The fact that the pressure is particularly great right now is due to two things:
– Those who received residence permits, especially during 2014-2016, have been in Sweden for so long now that they meet the requirements to apply for Swedish citizenship.
In addition, there is a section in the Administrative Law which gives an applicant the right to request that his case be decided after six months. Those who rushed to apply after the Tidö Agreement was presented have therefore waited long enough, and the Migration Agency must begin to absorb the increased influx from last autumn.
A quarter of a million applications are pending
– In the last three years, we have handled and settled 250,000 applications and the next three years look exactly the same. We have to process and decide about a quarter of a million new applications.

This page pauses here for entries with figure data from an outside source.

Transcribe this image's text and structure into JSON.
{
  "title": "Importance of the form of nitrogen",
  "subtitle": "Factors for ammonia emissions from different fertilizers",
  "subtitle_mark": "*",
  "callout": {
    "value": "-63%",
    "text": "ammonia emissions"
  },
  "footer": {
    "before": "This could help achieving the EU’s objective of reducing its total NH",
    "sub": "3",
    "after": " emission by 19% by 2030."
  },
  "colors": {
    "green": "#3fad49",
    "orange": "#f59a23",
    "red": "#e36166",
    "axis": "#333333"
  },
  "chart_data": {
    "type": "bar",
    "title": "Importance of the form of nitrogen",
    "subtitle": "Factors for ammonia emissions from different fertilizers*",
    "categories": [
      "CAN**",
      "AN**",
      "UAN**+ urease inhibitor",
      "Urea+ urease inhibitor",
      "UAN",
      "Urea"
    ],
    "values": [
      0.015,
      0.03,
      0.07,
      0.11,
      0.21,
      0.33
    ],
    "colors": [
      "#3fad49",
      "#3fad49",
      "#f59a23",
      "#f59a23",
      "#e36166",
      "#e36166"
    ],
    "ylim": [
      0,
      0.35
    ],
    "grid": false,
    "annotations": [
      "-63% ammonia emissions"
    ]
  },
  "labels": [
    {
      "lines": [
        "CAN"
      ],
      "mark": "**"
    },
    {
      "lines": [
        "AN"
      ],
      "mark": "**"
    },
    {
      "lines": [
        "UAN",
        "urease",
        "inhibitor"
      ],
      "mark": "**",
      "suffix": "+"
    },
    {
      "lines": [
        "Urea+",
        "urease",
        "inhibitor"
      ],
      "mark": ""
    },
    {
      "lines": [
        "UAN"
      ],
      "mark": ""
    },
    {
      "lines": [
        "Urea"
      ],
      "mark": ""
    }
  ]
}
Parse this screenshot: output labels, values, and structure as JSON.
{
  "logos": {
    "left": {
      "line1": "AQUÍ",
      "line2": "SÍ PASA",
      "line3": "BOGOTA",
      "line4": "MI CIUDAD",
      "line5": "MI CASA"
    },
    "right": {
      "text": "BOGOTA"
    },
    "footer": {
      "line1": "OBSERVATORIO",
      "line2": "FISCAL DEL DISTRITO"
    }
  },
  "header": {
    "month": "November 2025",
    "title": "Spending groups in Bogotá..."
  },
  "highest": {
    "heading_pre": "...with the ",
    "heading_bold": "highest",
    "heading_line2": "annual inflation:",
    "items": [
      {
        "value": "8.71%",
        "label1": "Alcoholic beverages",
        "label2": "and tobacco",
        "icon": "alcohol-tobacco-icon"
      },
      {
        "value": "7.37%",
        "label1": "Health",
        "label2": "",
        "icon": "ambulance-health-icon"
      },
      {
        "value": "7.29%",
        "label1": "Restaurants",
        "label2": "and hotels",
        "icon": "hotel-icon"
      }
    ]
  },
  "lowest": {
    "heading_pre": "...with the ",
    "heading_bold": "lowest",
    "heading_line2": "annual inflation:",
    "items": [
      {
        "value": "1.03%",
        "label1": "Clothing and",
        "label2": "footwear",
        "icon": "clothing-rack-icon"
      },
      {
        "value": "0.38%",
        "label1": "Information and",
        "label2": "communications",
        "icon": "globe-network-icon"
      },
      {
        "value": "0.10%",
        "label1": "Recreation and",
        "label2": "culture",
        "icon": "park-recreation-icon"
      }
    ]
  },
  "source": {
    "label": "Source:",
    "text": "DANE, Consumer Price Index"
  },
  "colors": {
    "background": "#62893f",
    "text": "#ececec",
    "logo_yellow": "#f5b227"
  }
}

This summer, the government is expected to present the directives for the new stricter requirements. Mats Rosenqvist emphasizes that he does not get involved or have opinions on the political decisions, but focuses on how it can affect the authority’s work:
– The more demands or changes that mean that we have to take more processing measures, the more time it takes in each case. Since we are talking about such huge volumes, it will take quite a lot of time.
The time agreement affects the processing
In particular, the proposal that applicants must show that they are self-sufficient risks prolonging the process at the Swedish Migration Agency.
But Mats Rosenqvist believes that stricter requirements can also reduce the workload:
– If there are fewer people who can apply for Swedish citizenship, there will be less to work with in the citizenship test.
– At the same time, you can see that citizenship will be even more valuable in the future, then I can imagine that it is important for many to get their application settled.